In areas where housing is relatively cheaper the 17% surge in English house prices – between June 2020 and December 2021 when the holiday was in operation – led to dramatic jumps in stamp duty, data from the estate agent comparison site shows.

The report says in Preston the average cost of stamp duty was just £33 prior to the start of the holiday and now sits at £322, “an 881% increase in cost as a result of the scheme”.

It points out large stamp duty spikes in other areas where housing is relatively cheaper such as Darlington, where the tax jumped by 776%, Barnsley, 674%, South Tyneside, 651% and Gateshead, 578%.

Across the English housing market, the average price of a home currently sits at £293,339, with £4,667 of stamp duty payable on the purchase, an increase of 84% prior to the tax relief holiday.

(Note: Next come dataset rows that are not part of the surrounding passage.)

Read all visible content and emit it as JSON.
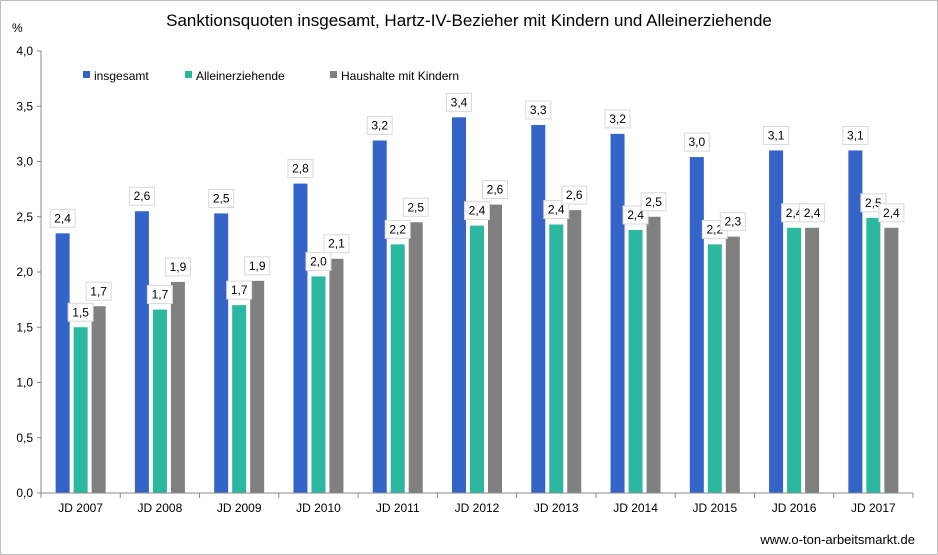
{
  "chart_data": {
    "type": "bar",
    "title": "Sanktionsquoten insgesamt, Hartz-IV-Bezieher mit Kindern und Alleinerziehende",
    "ylabel": "%",
    "xlabel": "",
    "ylim": [
      0,
      4
    ],
    "yticks": [
      "0,0",
      "0,5",
      "1,0",
      "1,5",
      "2,0",
      "2,5",
      "3,0",
      "3,5",
      "4,0"
    ],
    "grid": false,
    "legend_position": "top-left",
    "categories": [
      "JD 2007",
      "JD 2008",
      "JD 2009",
      "JD 2010",
      "JD 2011",
      "JD 2012",
      "JD 2013",
      "JD 2014",
      "JD 2015",
      "JD 2016",
      "JD 2017"
    ],
    "series": [
      {
        "name": "insgesamt",
        "color": "#3464c8",
        "values": [
          2.35,
          2.55,
          2.53,
          2.8,
          3.19,
          3.4,
          3.33,
          3.25,
          3.04,
          3.1,
          3.1
        ],
        "labels": [
          "2,4",
          "2,6",
          "2,5",
          "2,8",
          "3,2",
          "3,4",
          "3,3",
          "3,2",
          "3,0",
          "3,1",
          "3,1"
        ]
      },
      {
        "name": "Alleinerziehende",
        "color": "#2bb7a0",
        "values": [
          1.5,
          1.66,
          1.7,
          1.96,
          2.25,
          2.42,
          2.43,
          2.38,
          2.25,
          2.4,
          2.49
        ],
        "labels": [
          "1,5",
          "1,7",
          "1,7",
          "2,0",
          "2,2",
          "2,4",
          "2,4",
          "2,4",
          "2,2",
          "2,4",
          "2,5"
        ]
      },
      {
        "name": "Haushalte mit Kindern",
        "color": "#808080",
        "values": [
          1.69,
          1.91,
          1.92,
          2.12,
          2.45,
          2.61,
          2.56,
          2.5,
          2.32,
          2.4,
          2.4
        ],
        "labels": [
          "1,7",
          "1,9",
          "1,9",
          "2,1",
          "2,5",
          "2,6",
          "2,6",
          "2,5",
          "2,3",
          "2,4",
          "2,4"
        ]
      }
    ],
    "source": "www.o-ton-arbeitsmarkt.de"
  }
}
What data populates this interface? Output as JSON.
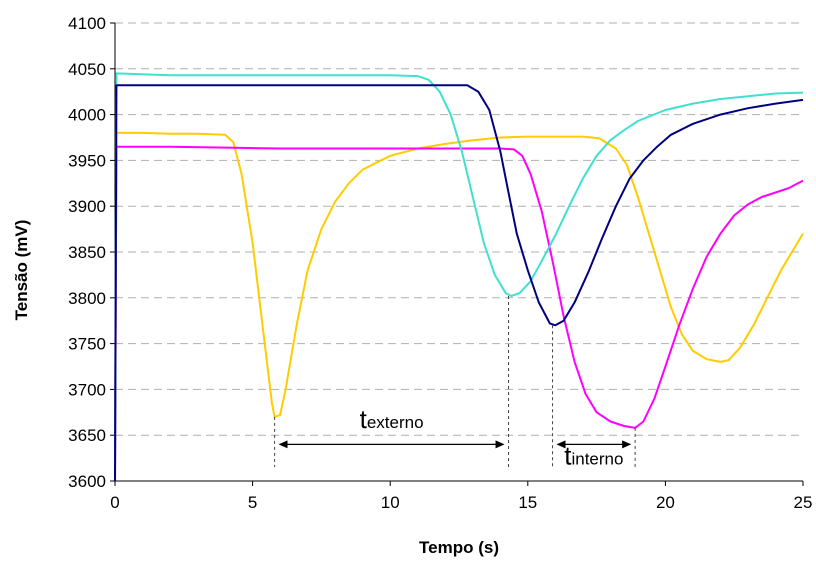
{
  "chart_data": {
    "type": "line",
    "title": "",
    "xlabel": "Tempo (s)",
    "ylabel": "Tensão (mV)",
    "xlim": [
      0,
      25
    ],
    "ylim": [
      3600,
      4100
    ],
    "x_ticks": [
      0,
      5,
      10,
      15,
      20,
      25
    ],
    "y_ticks": [
      3600,
      3650,
      3700,
      3750,
      3800,
      3850,
      3900,
      3950,
      4000,
      4050,
      4100
    ],
    "grid": "horizontal dashed",
    "legend": "none",
    "series": [
      {
        "color": "#ffcc00",
        "points": [
          [
            0,
            3600
          ],
          [
            0.05,
            3980
          ],
          [
            1,
            3980
          ],
          [
            2,
            3979
          ],
          [
            3,
            3979
          ],
          [
            4,
            3978
          ],
          [
            4.3,
            3970
          ],
          [
            4.6,
            3935
          ],
          [
            5,
            3860
          ],
          [
            5.4,
            3760
          ],
          [
            5.7,
            3685
          ],
          [
            5.8,
            3670
          ],
          [
            6.0,
            3672
          ],
          [
            6.2,
            3700
          ],
          [
            6.6,
            3770
          ],
          [
            7.0,
            3830
          ],
          [
            7.5,
            3875
          ],
          [
            8,
            3905
          ],
          [
            8.5,
            3925
          ],
          [
            9,
            3940
          ],
          [
            10,
            3955
          ],
          [
            11,
            3963
          ],
          [
            12,
            3968
          ],
          [
            13,
            3972
          ],
          [
            14,
            3975
          ],
          [
            15,
            3976
          ],
          [
            16,
            3976
          ],
          [
            17,
            3976
          ],
          [
            17.6,
            3974
          ],
          [
            18.2,
            3963
          ],
          [
            18.6,
            3945
          ],
          [
            19,
            3910
          ],
          [
            19.4,
            3870
          ],
          [
            19.8,
            3830
          ],
          [
            20.2,
            3790
          ],
          [
            20.6,
            3760
          ],
          [
            21,
            3742
          ],
          [
            21.5,
            3733
          ],
          [
            22,
            3730
          ],
          [
            22.3,
            3732
          ],
          [
            22.7,
            3745
          ],
          [
            23.2,
            3770
          ],
          [
            23.7,
            3800
          ],
          [
            24.2,
            3830
          ],
          [
            24.6,
            3850
          ],
          [
            25,
            3870
          ]
        ]
      },
      {
        "color": "#ff00ff",
        "points": [
          [
            0,
            3600
          ],
          [
            0.05,
            3965
          ],
          [
            2,
            3965
          ],
          [
            4,
            3964
          ],
          [
            6,
            3963
          ],
          [
            8,
            3963
          ],
          [
            10,
            3963
          ],
          [
            12,
            3963
          ],
          [
            13,
            3963
          ],
          [
            14,
            3963
          ],
          [
            14.5,
            3962
          ],
          [
            14.8,
            3955
          ],
          [
            15.1,
            3935
          ],
          [
            15.5,
            3895
          ],
          [
            15.9,
            3840
          ],
          [
            16.3,
            3780
          ],
          [
            16.7,
            3730
          ],
          [
            17.1,
            3695
          ],
          [
            17.5,
            3675
          ],
          [
            18,
            3665
          ],
          [
            18.5,
            3660
          ],
          [
            18.9,
            3658
          ],
          [
            19.2,
            3665
          ],
          [
            19.6,
            3690
          ],
          [
            20,
            3725
          ],
          [
            20.5,
            3770
          ],
          [
            21,
            3810
          ],
          [
            21.5,
            3845
          ],
          [
            22,
            3870
          ],
          [
            22.5,
            3890
          ],
          [
            23,
            3902
          ],
          [
            23.5,
            3910
          ],
          [
            24,
            3915
          ],
          [
            24.5,
            3920
          ],
          [
            25,
            3928
          ]
        ]
      },
      {
        "color": "#40e0d0",
        "points": [
          [
            0,
            3600
          ],
          [
            0.05,
            4045
          ],
          [
            2,
            4043
          ],
          [
            4,
            4043
          ],
          [
            6,
            4043
          ],
          [
            8,
            4043
          ],
          [
            10,
            4043
          ],
          [
            11,
            4042
          ],
          [
            11.4,
            4038
          ],
          [
            11.8,
            4025
          ],
          [
            12.2,
            4000
          ],
          [
            12.6,
            3960
          ],
          [
            13,
            3910
          ],
          [
            13.4,
            3860
          ],
          [
            13.8,
            3825
          ],
          [
            14.2,
            3805
          ],
          [
            14.4,
            3802
          ],
          [
            14.7,
            3805
          ],
          [
            15.1,
            3818
          ],
          [
            15.5,
            3840
          ],
          [
            16,
            3868
          ],
          [
            16.5,
            3900
          ],
          [
            17,
            3930
          ],
          [
            17.5,
            3955
          ],
          [
            18,
            3972
          ],
          [
            18.5,
            3983
          ],
          [
            19,
            3993
          ],
          [
            20,
            4005
          ],
          [
            21,
            4012
          ],
          [
            22,
            4017
          ],
          [
            23,
            4020
          ],
          [
            24,
            4023
          ],
          [
            25,
            4024
          ]
        ]
      },
      {
        "color": "#000080",
        "points": [
          [
            0,
            3600
          ],
          [
            0.05,
            4032
          ],
          [
            2,
            4032
          ],
          [
            4,
            4032
          ],
          [
            6,
            4032
          ],
          [
            8,
            4032
          ],
          [
            10,
            4032
          ],
          [
            12,
            4032
          ],
          [
            12.8,
            4032
          ],
          [
            13.2,
            4025
          ],
          [
            13.6,
            4005
          ],
          [
            14,
            3960
          ],
          [
            14.3,
            3915
          ],
          [
            14.6,
            3870
          ],
          [
            15,
            3830
          ],
          [
            15.4,
            3795
          ],
          [
            15.8,
            3772
          ],
          [
            16.0,
            3770
          ],
          [
            16.3,
            3775
          ],
          [
            16.7,
            3795
          ],
          [
            17.2,
            3828
          ],
          [
            17.7,
            3865
          ],
          [
            18.2,
            3900
          ],
          [
            18.7,
            3930
          ],
          [
            19.2,
            3950
          ],
          [
            19.7,
            3965
          ],
          [
            20.2,
            3978
          ],
          [
            21,
            3990
          ],
          [
            22,
            4000
          ],
          [
            23,
            4007
          ],
          [
            24,
            4012
          ],
          [
            25,
            4016
          ]
        ]
      }
    ],
    "annotations": [
      {
        "label_t": "t",
        "label_sub": "externo",
        "x_start": 5.8,
        "x_end": 14.3,
        "y_text": 3658,
        "y_arrow": 3640,
        "drop_from": [
          3670,
          3802
        ]
      },
      {
        "label_t": "t",
        "label_sub": "interno",
        "x_start": 15.9,
        "x_end": 18.9,
        "y_text": 3618,
        "y_arrow": 3640,
        "drop_from": [
          3770,
          3658
        ]
      }
    ]
  }
}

In early June 2020, just before the holiday was introduced, the average house price in England was £250,739, with the average cost of stamp duty pegged at £2,537.

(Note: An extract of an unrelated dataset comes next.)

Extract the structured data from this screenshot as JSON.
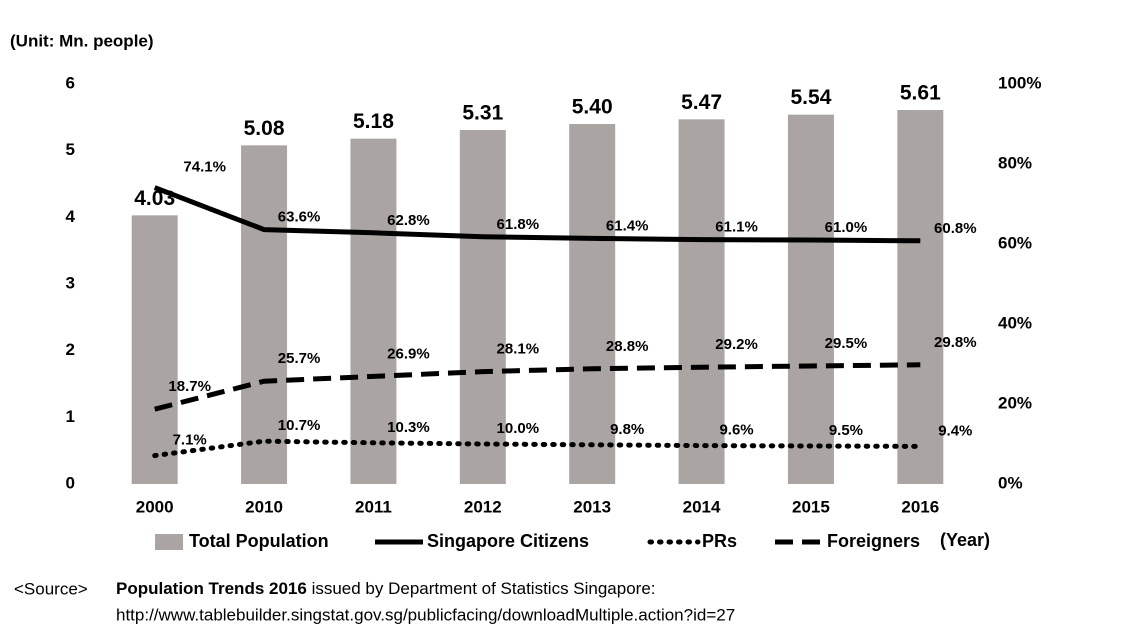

The largest stamp duty bills, as opposed to percentage increases, have come in London where house prices are highest.

The report says homebuyers in Kensington & Chelsea face the largest stamp duty bills, which have lifted by £7,223, followed by Islington £6,168, and the City of Westminster £5,980.

But it added that Elmbridge, which saw bills rise by £5,894, South Hams, £5,867, Cotswold, £4,694, North Devon, £4,324 and South Oxfordshire, £4,191, also racked up among some of the largest stamp duty fees across the country.

GetAgent founder and chief executive Colby Short says: “We now have a comprehensive look at just how house prices were impacted by the stamp duty holiday and while many certainly benefited from the scheme, it’s fair to say that today’s buyers are also considerably worse off as a result.

“The removal of stamp duty tax led to an overwhelming surge in buyer demand and as a result, both the price of a property and the tax payable on its purchase have climbed considerably.

“For the government, this will be touted as an economic success story during an otherwise uncertain time. However, it’s fair to say that those struggling with the even higher cost of homeownership in today’s market are unlikely to share that sentiment.”